Le lendemain, lavez les vers avec du tampon S et laissez-les ramper dans la plaque d’agar NGM fraîche pendant une heure. Ajouter 50 microlitres de formaldéhyde de 4 % à chaque puits d’une plaque noire à fond plat de 96 puits et transférer environ 50 vers dans chaque puits. Après une à deux minutes, retirer tout le formaldéhyde et ajouter 100 microlitres de milieu de montage dans chaque puits.
Le formaldéhyde est un produit chimique toxique et doit être manipulé avec soin. Pour capturer des images fluorescentes, appuyez sur l’icône Open Lid dans le logiciel d’imagerie et insérez la plaque dans la machine. Cliquez sur Configuration, sélectionnez le type de plaque et ajoutez les canaux brightfield et EGFP.
Pour ajuster la mise en page, passez à la sélection Mise en page et sélectionnez Piste. Réglez la première image à un micromètre, le nombre d’avions à 10, et la distance à un micromètre. Sélectionnez l’un des puits de traitement et un champ de capture, et appuyez sur Test dans la section Exécuter l’expérience.
Si les images sont satisfaisantes, retournez à la section Configuration et appuyez sur l’icône Réinitialisation. Ensuite, sélectionnez tous les puits cibles et un nombre approprié de champs de capture.

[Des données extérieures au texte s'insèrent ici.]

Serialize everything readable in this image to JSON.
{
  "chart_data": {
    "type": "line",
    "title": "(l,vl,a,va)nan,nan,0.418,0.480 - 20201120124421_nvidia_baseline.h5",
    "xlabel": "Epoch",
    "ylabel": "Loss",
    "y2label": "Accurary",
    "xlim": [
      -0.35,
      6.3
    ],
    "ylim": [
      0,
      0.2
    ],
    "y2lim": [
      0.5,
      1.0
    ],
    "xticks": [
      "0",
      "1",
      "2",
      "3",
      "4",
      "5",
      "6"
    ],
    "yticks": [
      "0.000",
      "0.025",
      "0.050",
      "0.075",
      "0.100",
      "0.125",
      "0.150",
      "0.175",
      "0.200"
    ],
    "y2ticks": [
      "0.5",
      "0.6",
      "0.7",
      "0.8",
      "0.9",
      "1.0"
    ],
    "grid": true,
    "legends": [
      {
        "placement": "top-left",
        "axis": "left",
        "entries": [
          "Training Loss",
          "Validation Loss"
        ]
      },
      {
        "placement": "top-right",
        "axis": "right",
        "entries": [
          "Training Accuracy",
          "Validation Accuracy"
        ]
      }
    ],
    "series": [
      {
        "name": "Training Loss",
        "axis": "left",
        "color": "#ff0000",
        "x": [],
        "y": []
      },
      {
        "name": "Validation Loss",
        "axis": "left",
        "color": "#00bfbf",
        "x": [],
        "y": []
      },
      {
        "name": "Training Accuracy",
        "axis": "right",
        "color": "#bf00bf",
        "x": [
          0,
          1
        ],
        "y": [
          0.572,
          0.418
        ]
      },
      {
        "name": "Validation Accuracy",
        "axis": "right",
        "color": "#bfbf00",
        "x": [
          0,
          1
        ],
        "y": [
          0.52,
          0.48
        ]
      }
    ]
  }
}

Allez exécuter l’expérience, entrez le nom de la plaque et appuyez sur Démarrer.
Pour mesurer l’intensité de fluorescence, rendez-vous à la section Analyse d’image, entrez l’image et trouvez la cellule en choisissant le canal EGFP et la méthode B.Ajustez les paramètres en fonction des instructions manuscrites, et choisissez la moyenne comme sortie. Appuyez sur l’icône Appliquer pour enregistrer la configuration. Obtenez une carte thermique et une table de données en vous rendre à la section Évaluation et ajustez le paramètre de lecture, puis commencez l’évaluation.
C.elegans a montré une augmentation significative de la fluorescence fitc-dextran après incubation avec P.aeruginosa comparé aux deux autres souches bactériennes, indiquant que P.aeruginosa a causé des dommages plus vitaux à la barrière épithéliale d’intestin et à la perméabilité intestinale accrue. P.aeruginosa vivant et inactivé par la chaleur a déclenché des effets très différents sur la perméabilité intestinale chez C.elegans. Lors de l’inactivation thermique, les images de fluorescence et les données statistiques indiquent que P.aeruginosa n’a pas déclenché de toxicité pour les nématodes.
Un co-traitement de 48 heures avec DIM a diminué de manière significative l’intensité de fluorescence fitc-dextran à l’intérieur des intestins des vers exposés à P.aeruginosa, ce qui démontre que dim peut être considéré comme un bon produit naturel pour guérir le dysfonctionnement de perméabilité intestinale causée par des infections bactériennes. Il est important de se rappeler que lors de la préparation des plaques enduites de FITC-dextran, vous devez minimiser l’exposition à la lumière en raison de la sensibilité à la lumière du FITC-dextran. Cette technique peut être utilisée pour déterminer les effets pathogènes et probiotiques des bactéries intestinales et de leurs composants actifs en testant les bactéries, ainsi que leur composition chimique.